Improving Computer Vision Accuracy using Convolutions: An R Version (co-authors: Ian, Sam, Eric)
A high level overview of Convolution and Pooling
A convolution
is a filter that passes over an image, processing it, and extracting features that show a commonolatity in the image such that if an image has certain features, it belongs to a particular class. At its heart, convolution is really simple. It involves scanning every pixel in the image, looking at it’s neighboring pixels, multiplying these pixels by their corresponding weight in a filter and then summing this all up to obtain a new pixel value. This can be shown as below:

## [1] Image source: https://colab.research.google.com/github/lmoroney/mlday-tokyo/blob/master/Lab3-What-Are-Convolutions.ipynb#scrollTo=xF0FPplsgHNh
The previous Dense Neural Network
that we created simply learned from the raw pixels what made up a sweater or what made up a boot. This in itself is quite a limitation.
Ultimately the goal of trying to understand what an item is, isn’t just matching the raw pixels to labels like we did in the previous exercises.
What if we could extract features from the image instead and when an image has some specific features, it belongs to a particular class. This is the heart of Convolution Neural Networks do.
This key characteristic gives convnets two interesting properties:
The patterns they learn are translation-invariant: This means that after learning a certain pattern, a covnet can recognize it anywhere else in the image as opposed to a DNN which would have to learn the pattern a new if it appeared at a new location. For this reason, covnets require few training samples.
They can learn spatial hierarchies of patterns: A first convolution layer will learn small local patterns such as edges, a second convolution layer will learn larger patterns made of the features of the first layers, and so on. For this reason, covnets can learn increasingly complex and abstract features.

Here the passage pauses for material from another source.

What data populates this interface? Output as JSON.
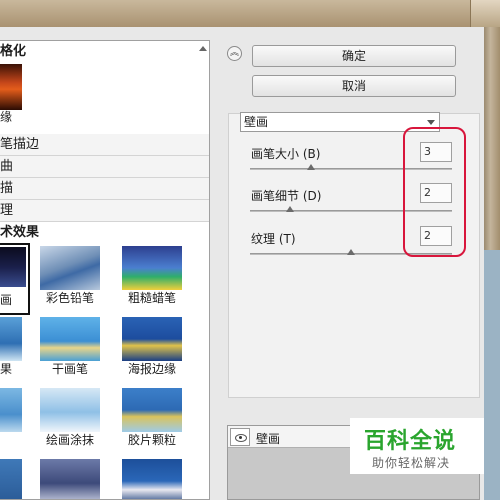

If you’ve ever done image processing using a filter (like this: https://en.wikipedia.org/wiki/Kernel_(image_processing)) then convolutions will look very familiar.
In short, you take an array (usually 3x3 or 5x5) and pass it over the image. By changing the underlying pixels based on the formula within that matrix, you can do things like edge detection. So, for example, if you look at the above link, you’ll see a 3x3 that is defined for edge detection where the middle cell is 8, and all of its neighbors are -1. In this case, for each pixel, you would multiply its value by 8, then subtract the value of each neighbor. Do this for every pixel, and you’ll end up with a new image that has the edges enhanced.
That’s the concept of Convolutional Neural Networks. Add some layers to do convolution before you have the dense layers, and then the information going to the dense layers is more focussed, and possibly more accurate.
Pooling
reduces the amount of irrelevant information in an image while maintaining the features that are detected. It does so by looking at a pixel and its immediate neighbours to the right, beneath and right-beneath, takes the largest hence the name Max pooling, and loads it into a new image. It thus reduces the amount of information that a model has to process while still maintaining the prominent features.

## [1] Image source: https://colab.research.google.com/github/lmoroney/mlday-tokyo/blob/master/Lab3-What-Are-Convolutions.ipynb#scrollTo=xF0FPplsgHNh
Building Convolution Neural Networks.
Gathering the Data
Let’s start by loading the libraries required for this session.
We’ll be requiring some packages in the Tidyverse and Keras(a framework for defining a neural network as a set of Sequential layers). You can have them installed as follows
suppressMessages(install.packages("tidyverse"))
suppressMessages(install.packages("keras"))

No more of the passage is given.